Thursday, 16 October 2014

Review of From Runes to Ruins

By David Parry



Let me start with a confession. While writing this review, I suddenly had the disconcerting sensation that rather like the film-maker Thomas Rowsell, I too had been walking in the footsteps of Odin for most of my life. From my early admiration of the Crucified Man seen in every rural Anglican Church, to more recent intuitions regarding the vital significance of intentional suffering in our spiritual lives. Indeed, I sense both Rowsell and myself have actually been following an ancestral path first trodden by our earliest Anglo-Saxon forebears. Esoteric step by aesthetic footfall! In my case, a journey customarily described through experimental poetry and stagecraft, although in my young colleagues, through film and artefacts. Undoubtedly, a parallel form of cultural witness enlivening Rowsell’s highly expressive and deeply stirring documentary From Runes to Ruins.

So observed, there is genuine lyricism in his stylish reportage. Not to mention authentic magic in this biopic account of ancient treasures lost.

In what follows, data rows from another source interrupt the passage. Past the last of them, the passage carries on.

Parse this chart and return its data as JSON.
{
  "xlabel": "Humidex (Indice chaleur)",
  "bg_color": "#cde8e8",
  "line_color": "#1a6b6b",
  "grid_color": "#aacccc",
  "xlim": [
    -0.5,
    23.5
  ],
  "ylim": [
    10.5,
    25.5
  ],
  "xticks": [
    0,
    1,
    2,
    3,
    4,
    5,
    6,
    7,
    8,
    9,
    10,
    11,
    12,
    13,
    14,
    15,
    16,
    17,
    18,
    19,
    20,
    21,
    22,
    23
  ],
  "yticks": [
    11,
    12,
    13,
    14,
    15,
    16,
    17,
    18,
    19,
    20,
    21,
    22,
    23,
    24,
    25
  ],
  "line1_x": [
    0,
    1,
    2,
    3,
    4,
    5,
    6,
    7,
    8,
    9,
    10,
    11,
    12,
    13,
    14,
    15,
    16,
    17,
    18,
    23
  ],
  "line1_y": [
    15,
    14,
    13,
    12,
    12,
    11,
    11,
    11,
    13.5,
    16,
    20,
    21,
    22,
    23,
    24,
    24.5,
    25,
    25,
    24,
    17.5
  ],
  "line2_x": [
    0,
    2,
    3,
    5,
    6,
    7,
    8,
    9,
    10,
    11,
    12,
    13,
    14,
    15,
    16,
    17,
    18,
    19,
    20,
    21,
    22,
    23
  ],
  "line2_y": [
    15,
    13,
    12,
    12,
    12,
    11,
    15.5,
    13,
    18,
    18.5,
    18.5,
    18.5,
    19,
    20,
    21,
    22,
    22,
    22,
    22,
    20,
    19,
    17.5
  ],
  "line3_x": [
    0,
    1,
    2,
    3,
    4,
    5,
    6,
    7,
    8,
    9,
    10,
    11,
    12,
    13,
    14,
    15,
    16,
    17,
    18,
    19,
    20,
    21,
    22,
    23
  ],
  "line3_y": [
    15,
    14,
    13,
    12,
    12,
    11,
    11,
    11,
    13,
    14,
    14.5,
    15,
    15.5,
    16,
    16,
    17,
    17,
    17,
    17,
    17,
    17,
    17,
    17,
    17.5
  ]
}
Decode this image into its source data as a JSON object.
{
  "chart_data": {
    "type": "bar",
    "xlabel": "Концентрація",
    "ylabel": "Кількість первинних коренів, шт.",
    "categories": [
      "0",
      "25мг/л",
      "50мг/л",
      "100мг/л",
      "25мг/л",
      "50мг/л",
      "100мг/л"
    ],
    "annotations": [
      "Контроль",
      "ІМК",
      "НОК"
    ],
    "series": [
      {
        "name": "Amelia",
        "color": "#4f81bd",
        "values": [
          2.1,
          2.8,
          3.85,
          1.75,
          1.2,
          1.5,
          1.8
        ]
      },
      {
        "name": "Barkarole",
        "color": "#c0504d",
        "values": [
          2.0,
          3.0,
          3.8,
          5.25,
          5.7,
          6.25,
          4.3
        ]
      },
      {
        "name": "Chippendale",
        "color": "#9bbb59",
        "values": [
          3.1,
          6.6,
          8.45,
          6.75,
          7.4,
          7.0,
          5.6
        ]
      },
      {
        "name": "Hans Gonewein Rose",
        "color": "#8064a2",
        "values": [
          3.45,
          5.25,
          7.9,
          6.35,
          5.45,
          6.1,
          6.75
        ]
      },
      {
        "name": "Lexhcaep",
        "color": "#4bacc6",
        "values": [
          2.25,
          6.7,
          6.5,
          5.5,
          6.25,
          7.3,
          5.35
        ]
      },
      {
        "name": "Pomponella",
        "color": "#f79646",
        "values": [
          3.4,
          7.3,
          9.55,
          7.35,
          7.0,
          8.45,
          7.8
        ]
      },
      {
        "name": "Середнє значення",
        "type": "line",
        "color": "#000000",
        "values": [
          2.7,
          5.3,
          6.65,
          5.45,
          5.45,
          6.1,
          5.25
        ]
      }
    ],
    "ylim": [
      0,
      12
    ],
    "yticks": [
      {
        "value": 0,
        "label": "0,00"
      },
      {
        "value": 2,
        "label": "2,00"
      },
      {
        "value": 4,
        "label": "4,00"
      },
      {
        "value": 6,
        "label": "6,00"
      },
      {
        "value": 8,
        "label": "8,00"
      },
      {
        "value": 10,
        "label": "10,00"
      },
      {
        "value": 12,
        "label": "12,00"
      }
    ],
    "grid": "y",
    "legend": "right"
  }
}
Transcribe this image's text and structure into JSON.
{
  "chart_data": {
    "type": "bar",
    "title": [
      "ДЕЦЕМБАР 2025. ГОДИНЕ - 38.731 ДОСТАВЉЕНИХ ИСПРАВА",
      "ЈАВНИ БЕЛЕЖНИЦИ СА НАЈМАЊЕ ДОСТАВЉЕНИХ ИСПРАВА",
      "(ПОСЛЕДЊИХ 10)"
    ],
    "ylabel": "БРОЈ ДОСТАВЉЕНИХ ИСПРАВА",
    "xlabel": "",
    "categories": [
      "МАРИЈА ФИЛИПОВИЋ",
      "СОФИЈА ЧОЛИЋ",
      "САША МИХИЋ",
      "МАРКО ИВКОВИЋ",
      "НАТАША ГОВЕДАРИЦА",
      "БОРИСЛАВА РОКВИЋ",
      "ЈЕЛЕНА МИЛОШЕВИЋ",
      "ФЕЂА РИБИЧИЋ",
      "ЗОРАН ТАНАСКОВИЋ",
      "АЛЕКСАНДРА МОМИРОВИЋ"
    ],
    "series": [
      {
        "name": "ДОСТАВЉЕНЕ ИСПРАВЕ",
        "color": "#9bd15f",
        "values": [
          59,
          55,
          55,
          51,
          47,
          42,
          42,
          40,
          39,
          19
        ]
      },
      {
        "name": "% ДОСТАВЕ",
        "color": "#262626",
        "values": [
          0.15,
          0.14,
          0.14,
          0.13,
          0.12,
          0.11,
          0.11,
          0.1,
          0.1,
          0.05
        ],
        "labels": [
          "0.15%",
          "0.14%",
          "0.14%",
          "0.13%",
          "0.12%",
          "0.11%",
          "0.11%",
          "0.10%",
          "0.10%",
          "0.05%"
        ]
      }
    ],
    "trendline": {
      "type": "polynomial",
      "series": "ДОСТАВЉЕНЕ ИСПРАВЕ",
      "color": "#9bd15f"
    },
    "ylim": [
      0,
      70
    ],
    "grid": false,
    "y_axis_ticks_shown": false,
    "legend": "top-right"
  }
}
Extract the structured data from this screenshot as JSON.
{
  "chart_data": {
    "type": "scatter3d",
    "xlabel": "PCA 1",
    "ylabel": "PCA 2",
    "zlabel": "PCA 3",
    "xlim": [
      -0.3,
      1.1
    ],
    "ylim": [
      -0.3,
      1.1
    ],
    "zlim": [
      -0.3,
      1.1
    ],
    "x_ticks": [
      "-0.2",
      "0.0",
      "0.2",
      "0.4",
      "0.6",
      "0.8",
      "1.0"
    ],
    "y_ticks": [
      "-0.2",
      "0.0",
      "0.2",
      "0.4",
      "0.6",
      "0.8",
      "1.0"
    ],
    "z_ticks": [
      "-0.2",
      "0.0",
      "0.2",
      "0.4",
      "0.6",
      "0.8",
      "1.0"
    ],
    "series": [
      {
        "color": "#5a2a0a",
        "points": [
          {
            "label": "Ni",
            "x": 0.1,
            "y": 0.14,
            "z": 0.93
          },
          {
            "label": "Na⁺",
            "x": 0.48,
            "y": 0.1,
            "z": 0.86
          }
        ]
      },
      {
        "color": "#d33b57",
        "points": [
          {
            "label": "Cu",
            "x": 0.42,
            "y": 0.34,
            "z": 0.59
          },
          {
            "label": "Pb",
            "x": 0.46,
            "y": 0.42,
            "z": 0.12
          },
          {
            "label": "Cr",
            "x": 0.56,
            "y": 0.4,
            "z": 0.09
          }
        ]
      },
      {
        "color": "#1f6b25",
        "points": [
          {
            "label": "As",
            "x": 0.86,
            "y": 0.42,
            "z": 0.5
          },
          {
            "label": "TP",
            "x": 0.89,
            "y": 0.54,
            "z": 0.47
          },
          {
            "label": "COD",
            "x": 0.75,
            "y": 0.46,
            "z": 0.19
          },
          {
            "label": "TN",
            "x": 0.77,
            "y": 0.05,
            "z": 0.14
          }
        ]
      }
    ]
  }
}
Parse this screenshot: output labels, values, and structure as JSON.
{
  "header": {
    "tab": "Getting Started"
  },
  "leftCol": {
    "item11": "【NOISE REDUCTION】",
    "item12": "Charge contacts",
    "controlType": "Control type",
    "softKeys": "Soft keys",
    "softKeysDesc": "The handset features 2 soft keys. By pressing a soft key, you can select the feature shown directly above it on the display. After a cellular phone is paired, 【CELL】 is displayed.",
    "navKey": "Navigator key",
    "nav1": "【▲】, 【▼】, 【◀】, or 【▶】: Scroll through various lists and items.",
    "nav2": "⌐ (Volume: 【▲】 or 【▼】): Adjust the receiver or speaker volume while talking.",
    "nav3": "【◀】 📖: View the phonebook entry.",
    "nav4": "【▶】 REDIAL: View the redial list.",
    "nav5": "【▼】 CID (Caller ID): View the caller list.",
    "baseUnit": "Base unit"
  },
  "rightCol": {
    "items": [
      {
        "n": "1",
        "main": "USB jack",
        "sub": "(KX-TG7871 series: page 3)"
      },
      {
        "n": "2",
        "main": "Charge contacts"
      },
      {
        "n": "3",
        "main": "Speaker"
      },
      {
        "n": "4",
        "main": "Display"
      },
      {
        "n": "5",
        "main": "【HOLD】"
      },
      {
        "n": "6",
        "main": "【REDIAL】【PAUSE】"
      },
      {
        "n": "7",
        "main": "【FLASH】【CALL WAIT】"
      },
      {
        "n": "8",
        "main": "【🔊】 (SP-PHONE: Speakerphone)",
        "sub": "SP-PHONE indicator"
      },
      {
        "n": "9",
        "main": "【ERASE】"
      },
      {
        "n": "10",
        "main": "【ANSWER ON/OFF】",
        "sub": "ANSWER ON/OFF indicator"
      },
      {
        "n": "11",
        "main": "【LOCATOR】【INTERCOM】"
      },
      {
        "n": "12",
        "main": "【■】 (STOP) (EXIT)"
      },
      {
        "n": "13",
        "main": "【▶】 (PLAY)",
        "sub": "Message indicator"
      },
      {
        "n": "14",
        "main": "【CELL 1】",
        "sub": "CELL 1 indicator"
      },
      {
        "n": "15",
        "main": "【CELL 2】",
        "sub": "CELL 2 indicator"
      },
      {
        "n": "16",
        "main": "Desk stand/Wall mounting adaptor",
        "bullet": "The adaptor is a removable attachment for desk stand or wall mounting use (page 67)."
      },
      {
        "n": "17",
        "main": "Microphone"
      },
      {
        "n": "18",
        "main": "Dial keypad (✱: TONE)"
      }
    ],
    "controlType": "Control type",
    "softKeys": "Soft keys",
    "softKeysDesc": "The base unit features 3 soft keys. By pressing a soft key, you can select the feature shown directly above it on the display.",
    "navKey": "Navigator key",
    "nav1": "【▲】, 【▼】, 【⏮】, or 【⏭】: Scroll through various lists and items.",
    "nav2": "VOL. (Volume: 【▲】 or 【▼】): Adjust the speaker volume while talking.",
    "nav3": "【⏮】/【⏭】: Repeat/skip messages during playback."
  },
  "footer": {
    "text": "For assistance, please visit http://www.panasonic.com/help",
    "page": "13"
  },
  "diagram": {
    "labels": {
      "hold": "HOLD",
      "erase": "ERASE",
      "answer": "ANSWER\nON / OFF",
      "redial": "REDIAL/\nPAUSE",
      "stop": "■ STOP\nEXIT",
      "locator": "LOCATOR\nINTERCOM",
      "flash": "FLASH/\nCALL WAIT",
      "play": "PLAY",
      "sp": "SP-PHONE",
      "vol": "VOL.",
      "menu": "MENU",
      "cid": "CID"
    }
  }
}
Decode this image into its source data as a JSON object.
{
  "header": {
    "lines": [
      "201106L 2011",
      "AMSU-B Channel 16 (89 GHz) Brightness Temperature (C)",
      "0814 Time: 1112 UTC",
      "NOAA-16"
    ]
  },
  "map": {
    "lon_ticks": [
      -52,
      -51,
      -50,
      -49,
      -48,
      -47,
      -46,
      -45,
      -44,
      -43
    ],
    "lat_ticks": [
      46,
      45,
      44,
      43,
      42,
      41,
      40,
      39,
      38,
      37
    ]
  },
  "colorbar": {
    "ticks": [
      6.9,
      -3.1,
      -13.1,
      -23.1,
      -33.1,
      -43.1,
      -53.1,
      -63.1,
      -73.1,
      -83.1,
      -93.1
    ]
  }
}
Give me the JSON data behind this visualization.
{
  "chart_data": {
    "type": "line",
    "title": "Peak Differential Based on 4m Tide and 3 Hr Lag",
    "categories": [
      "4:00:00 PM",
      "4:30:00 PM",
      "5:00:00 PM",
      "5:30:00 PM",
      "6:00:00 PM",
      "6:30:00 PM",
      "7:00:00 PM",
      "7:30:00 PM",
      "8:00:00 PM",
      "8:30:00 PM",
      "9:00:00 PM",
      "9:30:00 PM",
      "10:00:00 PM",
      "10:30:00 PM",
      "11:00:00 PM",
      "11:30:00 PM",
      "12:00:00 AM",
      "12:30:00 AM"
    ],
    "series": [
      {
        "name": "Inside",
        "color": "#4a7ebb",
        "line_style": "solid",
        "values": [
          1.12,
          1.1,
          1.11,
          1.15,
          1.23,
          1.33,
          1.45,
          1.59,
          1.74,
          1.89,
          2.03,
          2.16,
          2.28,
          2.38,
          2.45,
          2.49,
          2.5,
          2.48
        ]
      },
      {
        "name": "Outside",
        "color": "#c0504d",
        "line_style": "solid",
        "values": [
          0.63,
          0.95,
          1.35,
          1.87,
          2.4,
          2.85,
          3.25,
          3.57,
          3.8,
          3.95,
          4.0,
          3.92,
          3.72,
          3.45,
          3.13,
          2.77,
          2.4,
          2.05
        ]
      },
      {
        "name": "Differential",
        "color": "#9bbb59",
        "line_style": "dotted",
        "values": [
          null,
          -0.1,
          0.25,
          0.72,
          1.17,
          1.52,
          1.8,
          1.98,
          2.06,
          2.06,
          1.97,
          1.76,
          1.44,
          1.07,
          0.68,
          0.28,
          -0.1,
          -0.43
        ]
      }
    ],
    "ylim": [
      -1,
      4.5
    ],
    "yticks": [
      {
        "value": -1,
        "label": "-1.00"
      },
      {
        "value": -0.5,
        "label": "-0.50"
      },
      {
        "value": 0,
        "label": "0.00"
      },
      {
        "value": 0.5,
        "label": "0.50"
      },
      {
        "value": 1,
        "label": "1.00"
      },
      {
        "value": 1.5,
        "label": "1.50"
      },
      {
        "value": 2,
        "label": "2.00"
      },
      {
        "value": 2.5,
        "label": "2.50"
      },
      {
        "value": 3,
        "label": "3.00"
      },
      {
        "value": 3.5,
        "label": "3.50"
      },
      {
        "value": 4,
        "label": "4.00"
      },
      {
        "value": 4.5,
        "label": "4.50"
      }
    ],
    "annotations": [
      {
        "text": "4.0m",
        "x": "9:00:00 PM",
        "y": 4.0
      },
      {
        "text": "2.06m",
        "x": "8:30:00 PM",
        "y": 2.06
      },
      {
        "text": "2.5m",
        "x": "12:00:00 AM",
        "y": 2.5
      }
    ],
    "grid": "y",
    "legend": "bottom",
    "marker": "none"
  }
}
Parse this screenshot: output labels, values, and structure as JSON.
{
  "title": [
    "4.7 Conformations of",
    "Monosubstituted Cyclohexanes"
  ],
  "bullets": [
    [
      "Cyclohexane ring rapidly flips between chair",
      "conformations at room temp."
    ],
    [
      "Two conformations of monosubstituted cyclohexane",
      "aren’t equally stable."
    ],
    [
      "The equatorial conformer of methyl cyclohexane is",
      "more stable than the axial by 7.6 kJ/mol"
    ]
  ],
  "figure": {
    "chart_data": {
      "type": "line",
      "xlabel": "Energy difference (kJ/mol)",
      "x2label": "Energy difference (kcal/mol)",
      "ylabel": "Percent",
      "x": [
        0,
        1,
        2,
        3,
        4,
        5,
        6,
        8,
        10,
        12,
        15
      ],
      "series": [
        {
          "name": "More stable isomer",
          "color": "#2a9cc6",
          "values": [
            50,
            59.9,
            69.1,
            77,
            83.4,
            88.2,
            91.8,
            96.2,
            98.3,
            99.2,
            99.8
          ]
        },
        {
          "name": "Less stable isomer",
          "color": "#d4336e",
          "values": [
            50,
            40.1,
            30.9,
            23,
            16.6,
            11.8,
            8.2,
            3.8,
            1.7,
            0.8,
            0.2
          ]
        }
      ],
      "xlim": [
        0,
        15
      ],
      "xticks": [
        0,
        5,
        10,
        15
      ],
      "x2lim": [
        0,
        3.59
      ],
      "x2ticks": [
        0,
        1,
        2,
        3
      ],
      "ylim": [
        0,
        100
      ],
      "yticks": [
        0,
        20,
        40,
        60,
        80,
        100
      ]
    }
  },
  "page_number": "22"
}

Yet, the sorcery I am referring to is not discovered in Rowsell’s study of these charmed “shamanic” alphabets, or the stunning panoramic shots of our viridescent native countryside. Nor for that matter, his clearly commanding presence as narrator. Instead, such enchantments are found within Rowsell’s masterly evocations of our specifically English Consciousness: a unique northern European “soul-perspective” depicted through anecdotal tales, historical records, and bewitching cultural oddments. Thus, haunted burial mounds, Weyland’s Smithy, the London Long Sword Academy, historical re-enactors, Viking stores in Walthamstow, replicas of the Jelling Stones near Regent’s Park, and even the majestic Ruthwell Cross itself, are used to unfold Rowsell’s undeniably vibrant vision. Accompanied, as these items are, by his occasional recitations of Old English and Latin verse, delightfully eccentric animations, and a plaintive, atmospheric, soundtrack.

For my part however, the last ten minutes energized Rowsell’s entire enterprise, since shared notions of Romantic Primitivism (Anglo-Saxon and otherwise) are eloquently addressed. After all, claims Rowsell, it was Queen Victoria’s marriage to Prince Albert that revived recent interest in everything wildly Germanic across these lands. A contention possibly contextualizing earlier elucidations wherein he states: “England was founded under the tyranny of Teutonic invaders, who brought with them their language, their culture, and their Heathen gods”. All healthy reminders, of course, not to throw away the virile strengths of our own tribe as we step into uncertain destinies; whilst honouring those who went before us for bequeathing their gifts of fortitude and valour to future generations. Admittedly, there were a few times towards the end when these admonitions felt a little drawn out, but the majestic statues, lovely architectural follies, and Rowsell’s impressive sense of historical continuity, easily outweighed any perceived artistic imbalance.

If I had a criticism of Rowsell’s sterling documentary, it would be his shameless dismissal of modernist progressivism. Truly, such notions don’t sit easily amongst the ethnocentric stories he outlines, even though it would be generally encouraging to think we human beings may learn to co-operate on a global level at some point. Nevertheless, these comments are quickly dwarfed by Rowsell’s overview of our ethical heritage. The moral force of which developed through centuries of literary inquiry and scientific exploration into our present English character. And, as a consequence, has allowed us Englishmen to escape from an unnecessary slavery to previous precedent, along with an often bewildering resistance to cross-fertilized innovation, typical of our Continental kinsfolk. Traits boding extremely well for us Brits because, when all said and done, we don’t simply have a past behind us, but unknown conquests ahead of us.

To my mind, therefore, From Runes to Ruins is a minor masterpiece of cultural narration. All achieved, in an engaging, approachable, and entertaining, manner. Reminiscent, arguably, of John Dryden in his heroic play The Conquest of Granada (1672) - as another innovative English creative who comparably introduced idealized pictures of "nature's gentlemen" into English discourse - as well as coining the phrase “noble savage” as a reminder of virtues lost. In like manner, Rowsell’s documentary is bound to conjure an equally compelling recapitulation of subtle historical processes inside our indigenous hearts and minds. A feat few film-makers will be able to emulate in these socially atomized times and marking this beautiful pageant of images and lore as an authentic celebration of everything pagan in the best sense of the word.